Force balance on the lower piston gives
$$p_0 S_2 + T = p_2 S_2.$$
Substituting $p_2$ yields
$$p_0 S_2 + T = (p_0 + \rho g y_2) S_2,$$
and therefore
$$T = \rho g y_2 S_2.$$
Equating the two expressions for the same tension,
$$\rho g y_1 S_1 = \rho g y_2 S_2.$$
Canceling $\rho g$ gives
$$y_1 S_1 = y_2 S_2.$$
Substituting $y_2 = y_1 + l$ produces
$$y_1 S_1 = (y_1 + l) S_2.$$
Expanding,
$$y_1 S_1 = y_1 S_2 + l S_2,$$
so
$$y_1 (S_1 - S_2) = l S_2.$$
Solving for $y_1$,
$$y_1 = \frac{l S_2}{S_1 - S_2}.$$
Substituting into $T = \rho g y_1 S_1$ gives
$$T = \rho g S_1 \cdot \frac{l S_2}{S_1 - S_2}.$$
Result
The tension in the string is
$$T = \frac{\rho g l S_1 S_2}{S_1 - S_2}.$$
For numerical evaluation, the expression is already in SI units when $S_1$ and $S_2$ are in $\text{m}^2$, $l$ in $\text{m}$, $\rho$ in $\text{kg},\text{m}^{-3}$, and $g$ in $\text{m},\text{s}^{-2}$. The tension is then in newtons:
$$\boxed{T = \frac{\rho g l S_1 S_2}{S_1 - S_2}\ \text{N}}.$$
Sanity Checks
Dimensional analysis gives $[\rho g l S_1 S_2 / S] = (\text{kg},\text{m}^{-3})(\text{m},\text{s}^{-2})(\text{m})(\text{m}^4)/(\text{m}^2) = \text{kg},\text{m},\text{s}^{-2}$, which matches force units.
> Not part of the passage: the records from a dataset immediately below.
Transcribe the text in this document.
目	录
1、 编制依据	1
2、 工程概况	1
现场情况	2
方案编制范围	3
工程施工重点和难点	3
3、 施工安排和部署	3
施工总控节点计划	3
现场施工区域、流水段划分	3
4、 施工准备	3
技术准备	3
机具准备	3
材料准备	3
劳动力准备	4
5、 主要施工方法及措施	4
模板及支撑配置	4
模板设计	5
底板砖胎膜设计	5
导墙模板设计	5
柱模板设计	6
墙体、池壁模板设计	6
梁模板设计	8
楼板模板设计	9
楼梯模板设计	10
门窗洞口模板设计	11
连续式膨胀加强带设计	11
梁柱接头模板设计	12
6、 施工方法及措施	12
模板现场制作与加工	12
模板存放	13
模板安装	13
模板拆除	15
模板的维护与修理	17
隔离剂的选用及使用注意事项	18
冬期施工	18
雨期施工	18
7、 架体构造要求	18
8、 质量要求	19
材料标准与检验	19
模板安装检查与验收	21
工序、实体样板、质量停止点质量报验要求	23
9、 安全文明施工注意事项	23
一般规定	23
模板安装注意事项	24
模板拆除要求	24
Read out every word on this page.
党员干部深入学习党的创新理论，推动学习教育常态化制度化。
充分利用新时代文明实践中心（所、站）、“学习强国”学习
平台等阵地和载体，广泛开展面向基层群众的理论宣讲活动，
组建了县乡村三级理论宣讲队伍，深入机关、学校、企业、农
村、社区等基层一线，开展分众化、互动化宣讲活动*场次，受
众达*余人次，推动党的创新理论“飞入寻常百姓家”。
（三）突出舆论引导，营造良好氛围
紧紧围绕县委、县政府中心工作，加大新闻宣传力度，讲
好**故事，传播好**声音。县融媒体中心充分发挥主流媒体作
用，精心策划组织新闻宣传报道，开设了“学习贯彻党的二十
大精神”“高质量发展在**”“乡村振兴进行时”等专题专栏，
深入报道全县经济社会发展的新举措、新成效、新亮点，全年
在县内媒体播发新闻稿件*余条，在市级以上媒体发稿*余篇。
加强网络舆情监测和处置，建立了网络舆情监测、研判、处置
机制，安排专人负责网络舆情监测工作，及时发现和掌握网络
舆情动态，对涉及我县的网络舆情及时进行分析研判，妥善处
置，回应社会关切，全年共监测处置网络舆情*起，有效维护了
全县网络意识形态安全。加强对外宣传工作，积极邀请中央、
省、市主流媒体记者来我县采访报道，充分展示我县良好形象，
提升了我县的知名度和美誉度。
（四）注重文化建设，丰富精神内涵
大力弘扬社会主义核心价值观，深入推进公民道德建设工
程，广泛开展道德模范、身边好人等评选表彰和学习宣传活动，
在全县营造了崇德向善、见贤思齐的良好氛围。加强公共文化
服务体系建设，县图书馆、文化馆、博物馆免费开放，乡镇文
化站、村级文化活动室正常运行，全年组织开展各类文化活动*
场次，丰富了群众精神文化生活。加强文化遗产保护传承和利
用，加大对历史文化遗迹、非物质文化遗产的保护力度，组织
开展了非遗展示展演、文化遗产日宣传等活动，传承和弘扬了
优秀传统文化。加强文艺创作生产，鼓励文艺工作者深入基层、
If $S_1 \to S_2$, the denominator tends to zero while the constraint forces equal hydrostatic levels that cannot differ by a finite $l$, indicating the model requires a divergent pressure gradient, consistent with the physical impossibility of maintaining a finite separation with equal areas under this constraint.
If $l \to 0$, the tension tends to zero since the pistons coincide and no hydrostatic imbalance is sustained.
The sign of the expression depends on the ordering of $S_1$ and $S_2$; a physically meaningful tension corresponds to $T = \rho g l S_1 S_2 / |S_1 - S_2|$, ensuring positivity regardless of which cylinder has larger area.